The UAE is home to some 700,000 Filipinos, the second-largest Filipino diaspora after Saudi Arabia.

With bilateral trade worth about $1.8 billion, it is also a key trading partner of the Philippines in the Middle East, and accounted for almost 39 percent of Philippine exports to the region in 2024.

The Philippine Department of Trade and Industry earlier estimated it would lead to at least 90 percent liberalization in tariffs and give the Philippines wider access to the GCC region.

“Preliminary studies indicate the CEPA could boost Philippine exports to the UAE by 9.13 percent, generate consumer savings, and strengthen overall trade linkages with the Gulf region,” Marcos’s office said.

The Philippine Chamber of Commerce and Industry-Makati expects the pact to bring stronger trade flows, capital and technology for renewable energy, infrastructure, food, and water security projects as long as domestic policy supports it.

“CEPA can serve as a trade accelerator and investment catalyst for the Philippines,” Nunnatus Cortez, the chamber’s chairman, told Arab News.

The pact could result in “expanding exports, attracting capital, diversifying economic partners, upgrading industries, and supporting long-term growth — provided the country actively supports exporters and converts provisions into concrete commercial outcomes,” said Cortez.

“The main downside risk of CEPA lies in domestic readiness.
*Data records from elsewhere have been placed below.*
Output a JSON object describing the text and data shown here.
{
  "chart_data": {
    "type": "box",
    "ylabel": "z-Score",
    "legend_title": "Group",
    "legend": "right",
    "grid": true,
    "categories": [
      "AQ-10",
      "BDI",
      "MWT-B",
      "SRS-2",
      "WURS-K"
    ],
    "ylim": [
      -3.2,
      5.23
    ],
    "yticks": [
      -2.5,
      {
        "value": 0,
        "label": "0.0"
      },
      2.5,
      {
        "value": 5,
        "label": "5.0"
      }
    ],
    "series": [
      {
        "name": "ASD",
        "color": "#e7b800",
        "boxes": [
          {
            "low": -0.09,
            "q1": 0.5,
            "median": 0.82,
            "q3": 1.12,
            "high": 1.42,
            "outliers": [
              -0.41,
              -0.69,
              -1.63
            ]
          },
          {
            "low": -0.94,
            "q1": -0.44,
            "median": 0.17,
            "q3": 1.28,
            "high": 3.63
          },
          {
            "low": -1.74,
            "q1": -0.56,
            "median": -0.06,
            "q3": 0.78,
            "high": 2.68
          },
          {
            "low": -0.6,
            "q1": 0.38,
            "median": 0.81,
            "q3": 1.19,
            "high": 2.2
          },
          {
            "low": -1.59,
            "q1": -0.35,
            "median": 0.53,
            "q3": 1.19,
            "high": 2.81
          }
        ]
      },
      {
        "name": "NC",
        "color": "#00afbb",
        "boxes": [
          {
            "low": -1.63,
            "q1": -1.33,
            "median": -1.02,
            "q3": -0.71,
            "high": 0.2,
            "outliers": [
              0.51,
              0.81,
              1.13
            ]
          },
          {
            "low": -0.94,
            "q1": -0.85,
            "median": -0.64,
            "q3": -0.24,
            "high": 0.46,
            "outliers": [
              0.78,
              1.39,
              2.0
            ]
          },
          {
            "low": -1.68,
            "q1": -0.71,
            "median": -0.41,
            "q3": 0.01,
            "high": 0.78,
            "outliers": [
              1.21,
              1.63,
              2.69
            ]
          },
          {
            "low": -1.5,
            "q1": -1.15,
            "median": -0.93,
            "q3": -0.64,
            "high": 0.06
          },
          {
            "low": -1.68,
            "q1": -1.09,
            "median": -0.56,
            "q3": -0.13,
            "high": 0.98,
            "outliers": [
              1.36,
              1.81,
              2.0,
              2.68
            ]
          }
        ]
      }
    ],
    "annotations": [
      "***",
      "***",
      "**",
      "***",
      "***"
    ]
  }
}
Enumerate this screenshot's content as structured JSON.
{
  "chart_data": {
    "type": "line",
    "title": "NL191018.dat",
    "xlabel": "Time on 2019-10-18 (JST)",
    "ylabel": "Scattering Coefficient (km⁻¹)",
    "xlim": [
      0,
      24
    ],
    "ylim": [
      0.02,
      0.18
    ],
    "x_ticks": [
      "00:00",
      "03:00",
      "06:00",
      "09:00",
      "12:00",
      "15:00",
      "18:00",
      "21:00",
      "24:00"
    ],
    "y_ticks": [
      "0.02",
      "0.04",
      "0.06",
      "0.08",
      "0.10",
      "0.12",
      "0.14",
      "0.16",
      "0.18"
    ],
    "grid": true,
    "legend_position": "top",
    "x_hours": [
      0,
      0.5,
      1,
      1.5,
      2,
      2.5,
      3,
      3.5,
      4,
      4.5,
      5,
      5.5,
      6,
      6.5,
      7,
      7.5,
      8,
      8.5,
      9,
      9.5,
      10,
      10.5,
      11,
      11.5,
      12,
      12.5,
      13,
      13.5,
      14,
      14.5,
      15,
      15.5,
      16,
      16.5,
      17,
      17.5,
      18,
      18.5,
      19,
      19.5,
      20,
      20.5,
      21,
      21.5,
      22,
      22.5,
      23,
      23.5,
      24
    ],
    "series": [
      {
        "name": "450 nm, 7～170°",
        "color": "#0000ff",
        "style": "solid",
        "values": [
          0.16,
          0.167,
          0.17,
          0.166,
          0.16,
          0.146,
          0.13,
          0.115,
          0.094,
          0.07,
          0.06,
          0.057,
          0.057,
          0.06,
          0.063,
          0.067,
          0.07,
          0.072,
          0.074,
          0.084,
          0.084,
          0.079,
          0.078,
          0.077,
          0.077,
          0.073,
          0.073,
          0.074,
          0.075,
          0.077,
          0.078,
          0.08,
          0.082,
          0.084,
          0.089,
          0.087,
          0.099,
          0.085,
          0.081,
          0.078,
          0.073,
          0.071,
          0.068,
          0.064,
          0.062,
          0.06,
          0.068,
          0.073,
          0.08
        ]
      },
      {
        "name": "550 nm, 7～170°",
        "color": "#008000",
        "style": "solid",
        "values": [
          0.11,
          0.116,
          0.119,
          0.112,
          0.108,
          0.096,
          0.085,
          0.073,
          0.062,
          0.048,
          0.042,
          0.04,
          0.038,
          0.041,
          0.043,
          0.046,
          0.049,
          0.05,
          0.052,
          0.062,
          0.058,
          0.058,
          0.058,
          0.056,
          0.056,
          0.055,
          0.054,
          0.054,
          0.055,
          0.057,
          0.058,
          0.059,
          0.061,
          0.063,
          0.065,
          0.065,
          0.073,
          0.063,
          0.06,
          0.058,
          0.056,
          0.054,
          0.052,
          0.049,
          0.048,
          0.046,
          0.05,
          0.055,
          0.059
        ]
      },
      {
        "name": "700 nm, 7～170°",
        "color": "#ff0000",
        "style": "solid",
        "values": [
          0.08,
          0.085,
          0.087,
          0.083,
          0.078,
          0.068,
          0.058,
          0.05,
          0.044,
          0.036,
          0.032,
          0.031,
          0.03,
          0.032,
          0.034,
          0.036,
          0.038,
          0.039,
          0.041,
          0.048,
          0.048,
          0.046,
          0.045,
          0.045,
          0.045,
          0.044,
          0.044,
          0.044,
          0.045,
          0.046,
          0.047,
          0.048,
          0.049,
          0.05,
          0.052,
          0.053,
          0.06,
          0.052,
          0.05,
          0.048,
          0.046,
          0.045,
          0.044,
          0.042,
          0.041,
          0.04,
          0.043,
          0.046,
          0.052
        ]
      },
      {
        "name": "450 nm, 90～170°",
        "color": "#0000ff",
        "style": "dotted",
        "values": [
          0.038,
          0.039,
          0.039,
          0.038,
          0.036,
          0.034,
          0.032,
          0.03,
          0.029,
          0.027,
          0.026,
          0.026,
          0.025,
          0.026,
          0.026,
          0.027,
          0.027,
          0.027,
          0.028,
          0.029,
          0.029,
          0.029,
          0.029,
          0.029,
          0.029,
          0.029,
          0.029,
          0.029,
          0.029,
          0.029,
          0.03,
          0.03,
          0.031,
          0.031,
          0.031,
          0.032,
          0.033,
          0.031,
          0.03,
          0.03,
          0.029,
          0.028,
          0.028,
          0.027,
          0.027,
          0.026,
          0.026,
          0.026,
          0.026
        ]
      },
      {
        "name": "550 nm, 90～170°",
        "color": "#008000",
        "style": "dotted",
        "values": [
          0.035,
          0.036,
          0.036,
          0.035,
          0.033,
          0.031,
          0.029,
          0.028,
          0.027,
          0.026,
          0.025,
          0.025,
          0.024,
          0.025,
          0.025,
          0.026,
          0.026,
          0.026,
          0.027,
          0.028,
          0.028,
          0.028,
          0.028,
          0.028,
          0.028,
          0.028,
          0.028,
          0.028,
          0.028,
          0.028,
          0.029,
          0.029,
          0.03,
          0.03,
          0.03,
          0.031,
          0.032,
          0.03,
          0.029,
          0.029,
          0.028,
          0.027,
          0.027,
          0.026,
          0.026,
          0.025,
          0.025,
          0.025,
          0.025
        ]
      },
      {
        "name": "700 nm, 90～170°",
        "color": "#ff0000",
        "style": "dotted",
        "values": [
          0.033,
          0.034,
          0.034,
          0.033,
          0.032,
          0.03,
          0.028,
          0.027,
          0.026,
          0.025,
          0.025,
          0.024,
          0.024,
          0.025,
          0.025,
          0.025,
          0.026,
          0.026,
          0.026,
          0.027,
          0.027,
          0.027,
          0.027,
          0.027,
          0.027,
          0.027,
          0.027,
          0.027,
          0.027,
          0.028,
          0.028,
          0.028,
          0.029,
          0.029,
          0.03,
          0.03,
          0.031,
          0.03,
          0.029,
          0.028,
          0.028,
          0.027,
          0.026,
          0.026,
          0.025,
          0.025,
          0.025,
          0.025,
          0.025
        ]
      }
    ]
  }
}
Without strong industrial policy, MSME (Micro, Small and Medium Enterprises) support, safeguard mechanisms, and export development, CEPA could lead to import dominance, uneven gains, fiscal pressure, and limited structural transformation.”

The deal with the UAE is the Philippines’ fourth bilateral free trade pact, following agreements with South Korea, Japan, and the European Free Trade Association, which comprises Iceland, Liechtenstein, Norway, and Switzerland.